When you sleep for even a short period of time (you may find that 10 ms is long enough) you give up the CPU and the data, instruction and branch prediction caches are disturbed or even cleared. Even making a system call like System.currentTimeMillis() or the much more accurate System.nanoTime() can do this to a small degree.
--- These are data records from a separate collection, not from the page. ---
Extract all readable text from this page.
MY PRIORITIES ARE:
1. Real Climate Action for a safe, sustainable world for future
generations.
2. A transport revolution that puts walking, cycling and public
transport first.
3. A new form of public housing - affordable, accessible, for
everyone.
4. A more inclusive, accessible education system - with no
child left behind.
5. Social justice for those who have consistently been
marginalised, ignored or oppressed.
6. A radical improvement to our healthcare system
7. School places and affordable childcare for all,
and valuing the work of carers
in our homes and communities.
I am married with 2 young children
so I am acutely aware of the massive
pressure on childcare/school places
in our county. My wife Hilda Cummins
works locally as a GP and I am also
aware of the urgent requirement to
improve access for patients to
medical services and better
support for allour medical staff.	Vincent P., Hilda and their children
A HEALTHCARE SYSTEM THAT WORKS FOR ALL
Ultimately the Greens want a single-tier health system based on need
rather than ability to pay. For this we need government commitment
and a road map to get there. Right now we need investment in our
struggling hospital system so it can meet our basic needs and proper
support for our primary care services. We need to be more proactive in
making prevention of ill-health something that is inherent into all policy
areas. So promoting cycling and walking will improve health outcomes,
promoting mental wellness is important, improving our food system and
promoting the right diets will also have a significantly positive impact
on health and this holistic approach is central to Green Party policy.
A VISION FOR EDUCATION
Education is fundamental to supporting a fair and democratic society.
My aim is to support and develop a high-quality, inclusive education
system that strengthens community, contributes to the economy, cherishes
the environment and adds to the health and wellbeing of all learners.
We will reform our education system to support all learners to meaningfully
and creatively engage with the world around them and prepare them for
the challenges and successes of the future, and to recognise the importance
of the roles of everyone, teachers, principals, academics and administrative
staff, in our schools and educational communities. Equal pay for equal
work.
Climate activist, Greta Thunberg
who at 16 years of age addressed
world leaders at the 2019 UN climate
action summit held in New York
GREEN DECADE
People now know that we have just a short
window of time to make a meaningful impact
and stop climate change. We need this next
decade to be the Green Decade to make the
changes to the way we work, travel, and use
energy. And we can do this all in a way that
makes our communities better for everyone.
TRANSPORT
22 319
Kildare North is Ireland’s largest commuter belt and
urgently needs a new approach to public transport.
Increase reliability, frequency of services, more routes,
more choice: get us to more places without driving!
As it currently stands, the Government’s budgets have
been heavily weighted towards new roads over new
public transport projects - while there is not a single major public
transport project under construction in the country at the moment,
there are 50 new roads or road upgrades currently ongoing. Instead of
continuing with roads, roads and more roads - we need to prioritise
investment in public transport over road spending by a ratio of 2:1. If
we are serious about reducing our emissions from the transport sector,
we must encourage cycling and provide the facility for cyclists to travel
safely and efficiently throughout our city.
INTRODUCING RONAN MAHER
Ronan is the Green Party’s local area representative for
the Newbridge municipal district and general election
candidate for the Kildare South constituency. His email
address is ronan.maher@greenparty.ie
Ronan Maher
AFAIK, The only way to avoid giving up the core is to busy wait and using thread affinity to lock your thread to a core. This prevent minimises such a disturbance and means your program can runs 2-5x faster in low latency situations i.e. when sub-millisecond tasks matter.
For your interest
http://vanillajava.blogspot.co.uk/2012/01/java-thread-affinity-support-for-hyper.html
http://vanillajava.blogspot.co.uk/2012/02/how-much-difference-can-thread-affinity.html

When you're thread goes to sleep you're essentially saying to the JVM: This thread is doing nothing for the next X milliseconds. The JVM is likely at that point to wake up various background threads to do their thing (GC, for example), which may well cause updates to data stored in the processor cache. When you're thread reawakes, some of its data may no longer be in the cache (fast), but may well be shifted out to main memory (slow).
Take a look at http://mechanical-sympathy.blogspot.co.uk/ for more discussion of low level caching effects.

There is no guarantee that sleep() sleeps for exactly the length of time you specify. There is a specific statement in the Javadoc to that effect.
System.currentTimeMillis() has a system-dependeny granularity which you are exposing by running such relatively few iterations as 2000. You should multiply that by at least 10 to get out of the granularity region. On Windows I believe it is as high as 16ms.